For charter schools: Average passing rate for both E/LA and math, 48 percent; passing rate for E/LA, 62.3 percent; passing rate for math, 62.5 percent.

For conventional public schools: Average passing rate for both E/LA and math, 57.2 percent; passing rate for E/LA, 64.1 percent; passing rate for math, 68.1 percent.

The data set includes only schools that enroll students in grades 3-8, who take ISTEP exams; it excludes high schools and many primary-grade schools. I also tried to screen out nonstandard schools such as juvenile detention centers and dropout recovery schools.

Again, the differences aren’t huge but they appear to be significant. Suppose students in high-poverty traditional public schools passed the tests at the same rate as students in high-poverty charter schools. The result would have been nearly 1,000 fewer students passing in E/LA and 2,000 fewer in math.

Charter schools are public schools that aren’t a part of the geographic district in which they are located. They can’t charge tuition and are funded on a per-pupil basis.

As we’ve written before, Indiana charter schools received fewer A’s and B’s in 2012-13 than all public schools did as a group. Less than 25 percent of charters received the top grades last year, compared to 65 percent of all public schools.

Comments

  • Bob Eckert

    That’s because at a public school , their little heads aren’t buried in the Old Testament.

    • Gerrit Geurs

      Is this really the level of discourse you wish to display for the public sphere? While I am a public school teacher, avid Christian (whatever that means), and not a supporter at all of charter schools, there is plenty of effective instruction that can happen with texts from the Old Testament regarding critical reading that do not require the teaching of religion along the way. In fact, a book such as Ecclesiastes puts forth much more complex ideas that require engagement, more so than much of what passes for YA literature in school libraries.

    • Amy

      There’s a difference between charter schools and religious private schools…most charter schools are not teaching a specific religious curriculum.

  • ducky

    I thought charter schools are public schools, populated by students whose parents were unsatisfied with the traditional public school in their geograpchic area, for whatever reason. Would it not be safe to assume, that based on this self selection of unsatisfied parents v satisfied parents, the unsatisfied parents may have students whose academics were already lagging behind their peers, regardless of income disparity? How much growth per student in the traditonal public schools compared to the growth per student of those chosing to make the move to a charter…. not surpriingly, we are asked to make a value judgment without having all the relevent facts to decide, or do we even have to chose between two models of learning which might be complementary?

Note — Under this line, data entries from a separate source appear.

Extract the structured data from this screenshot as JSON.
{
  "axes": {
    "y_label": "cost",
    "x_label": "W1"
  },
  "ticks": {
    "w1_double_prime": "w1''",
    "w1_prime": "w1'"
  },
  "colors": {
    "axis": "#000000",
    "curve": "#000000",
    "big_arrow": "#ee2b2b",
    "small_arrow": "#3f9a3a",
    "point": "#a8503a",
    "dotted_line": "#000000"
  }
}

    I am not defending charter schools, so save your wrath. I am asking whether we are fair in comparing building performance, versus individual student growth. Someone has that answer – but we never seem to get that specific an analysis.

  • indyscott

    It is great to show all of this data but why not go out and ask the parents of these charter school students questions about their experience? The parents are choosing to send their child to the charter school so do they think they are receiving a better product.

  • Caitlin

    I love Steve Hinnefeld (a good friend of mine), but I’m surprised to see what he did called “expert analysis” compared to the work they’re doing at CREDO. For example, CREDO took the time to compare charters with their local district alternative. Steve did a mass comparison between high free/reduced lunch schools, but didn’t sort for things like rural vs urban, and certainly didn’t compare the performance of charter schools directly to their local district counterpart. Steve completely recognized the limits of his calculation and said as much in his blog, but this article misrepresents it.

    • Caitlin

      Sorry, it’s actually in a more recent article that his work was called “expert analysis” – I got confused because I linked to this article from the more recent one.